Lesson? When it comes to communication, context is crucial.
The 66 books of the Bible communicate to us. How would knowing the cultural and historical context help us to properly interpret, understand and apply some of those “head-scratching” passages?
*Women not teaching or having authority over man – 1Timothy 2:1-12
*Greeting each other with a kiss – 2 Corinthians 13:12 (Five times the N.T. tells us to do this). Maybe we should supply mouth-wash at our hand-sanitizing stations!
*How about Titus 1:5-6 – “The reason I left you in Crete was that you might put in order what was left unfinished and appoint elders in every town, as I directed you.
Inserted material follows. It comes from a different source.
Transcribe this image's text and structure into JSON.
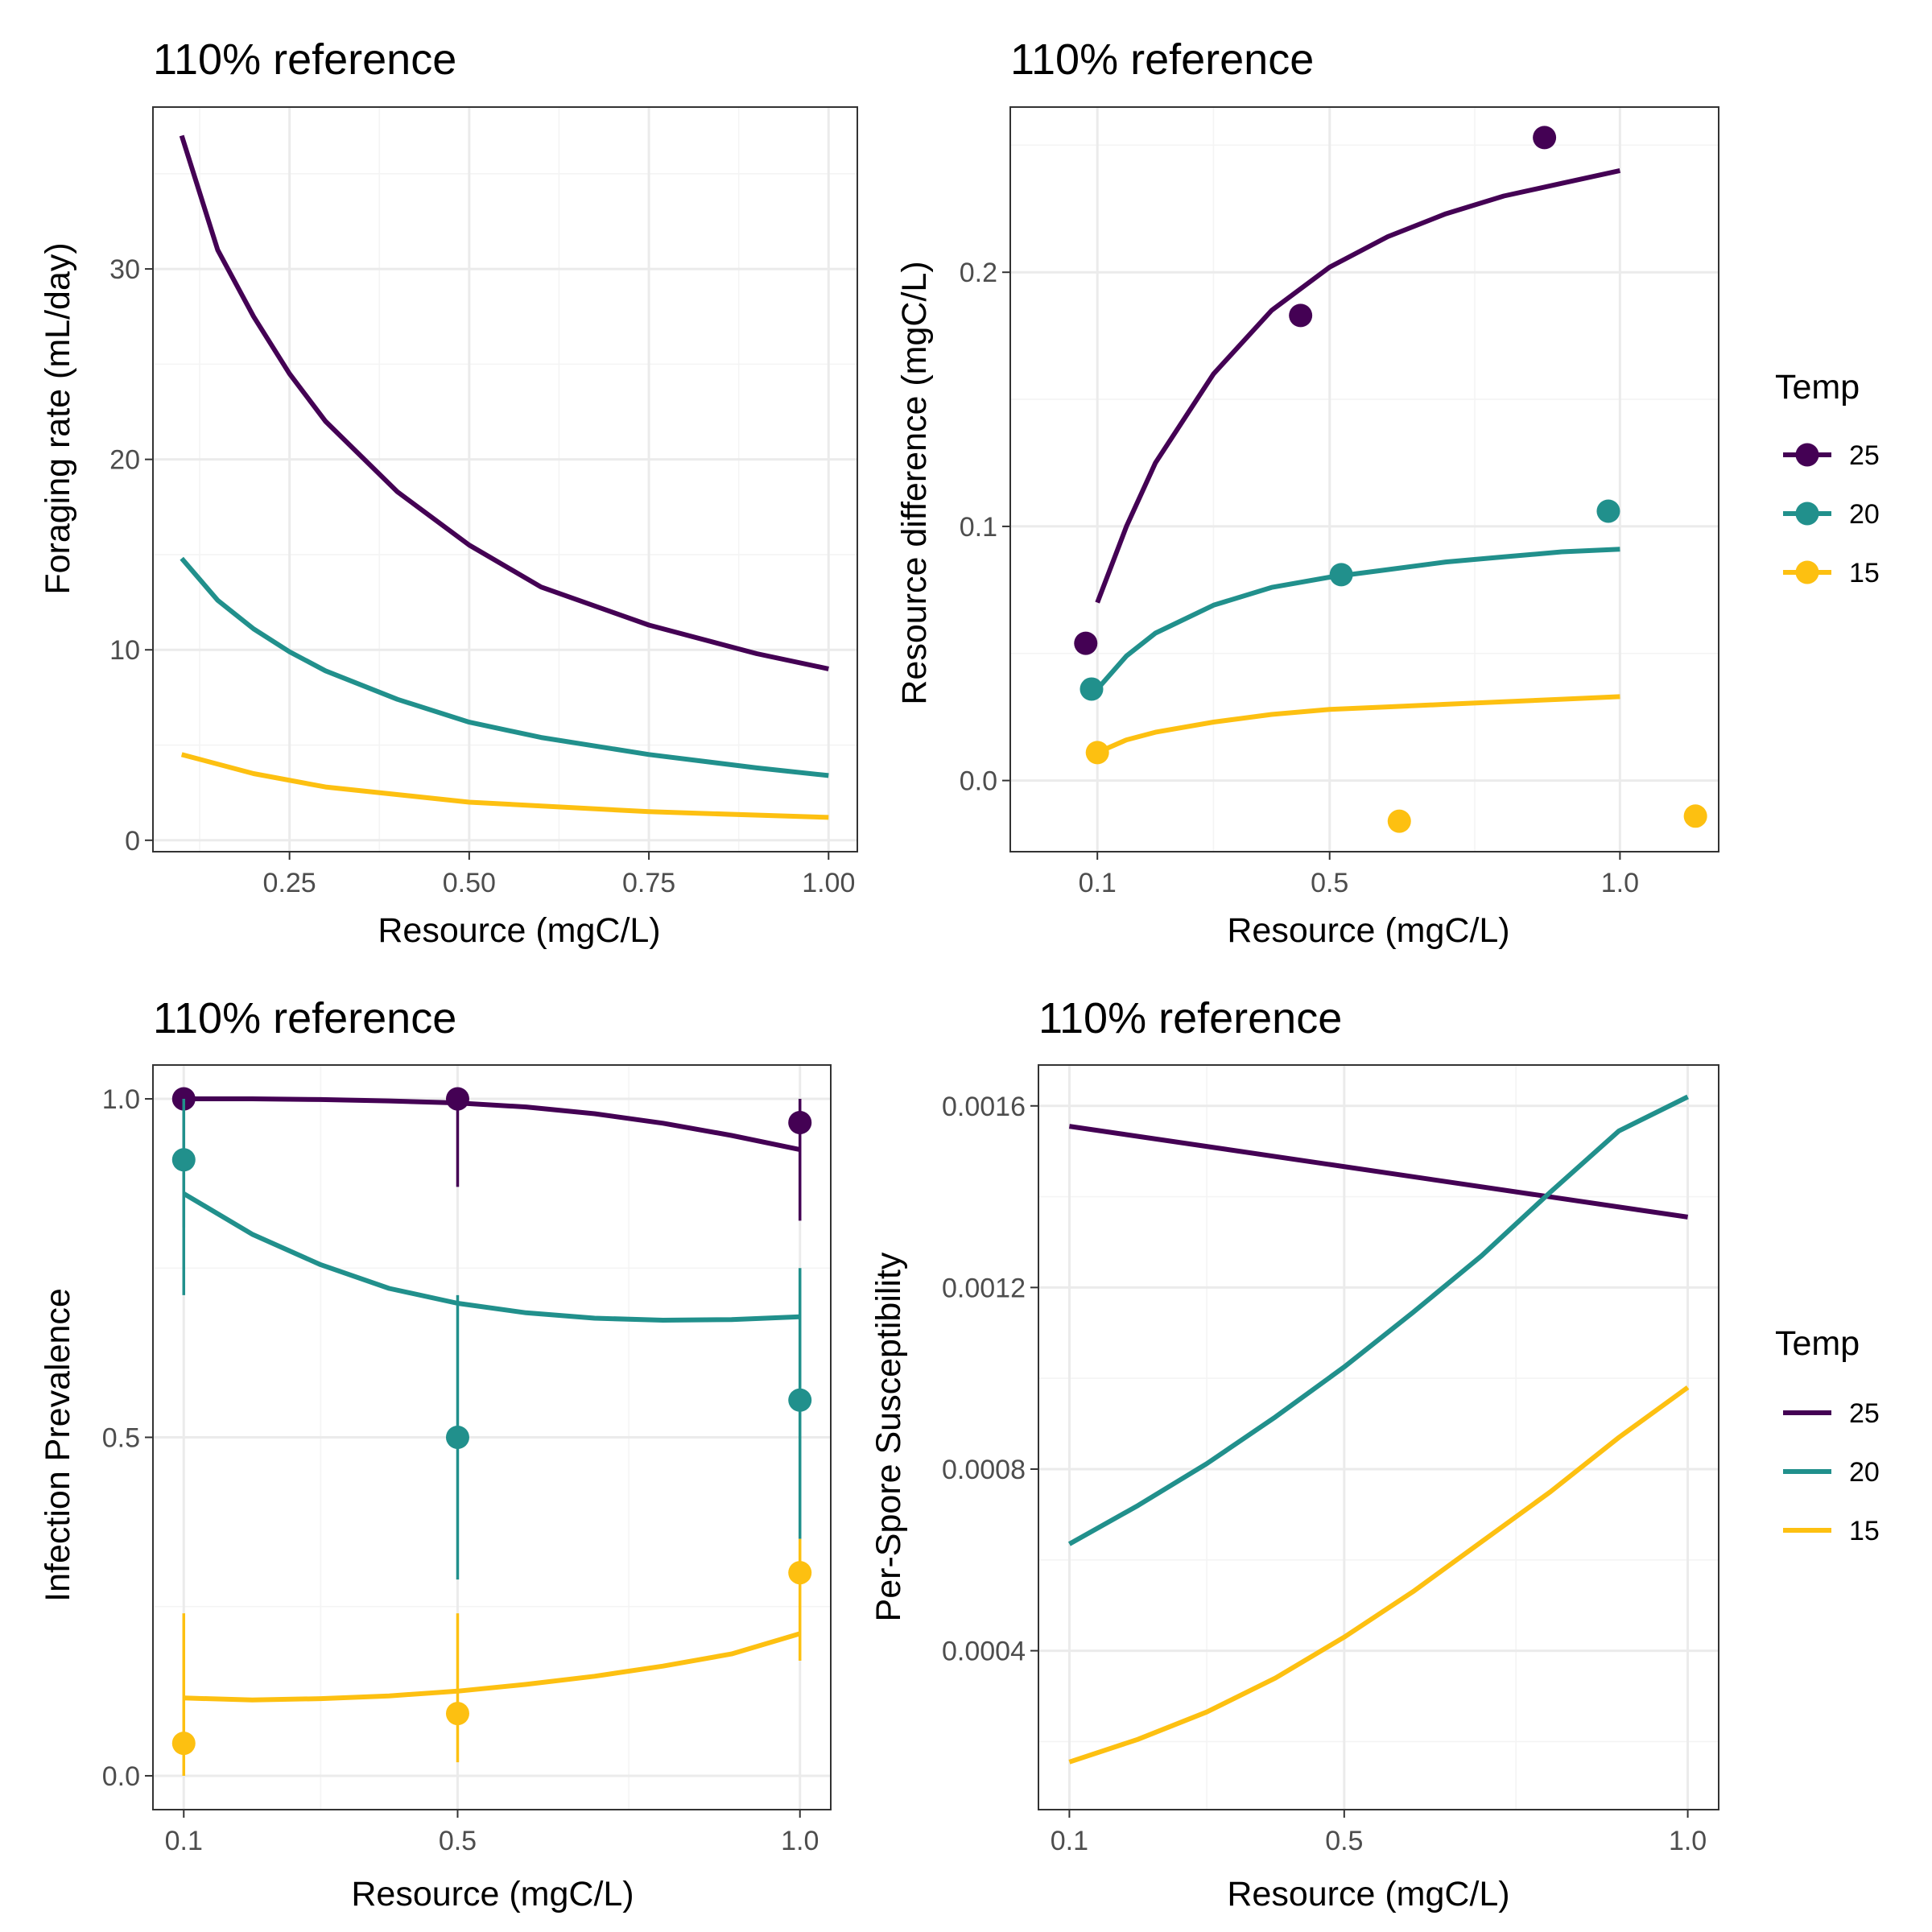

An elder must be blameless, faithful to his wife, a man whose children believe and are not open to the charge of being wild and disobedient.” Now isn’t that interesting. A literal application of these verses would disqualify a lot of leaders.
I admit that trying to understand and apply the Bible in light of its cultural and historical context isn’t as easy as saying, “Well, the Bible says so and so we do it,” but I’ve never said this wouldn’t get messy.
While being “inspired” the Bible was written by people in certain cultures and languages. We can best encounter the Bible by taking into account those contexts. What other passages would be better understood by a better understanding of their cultural/historical contexts?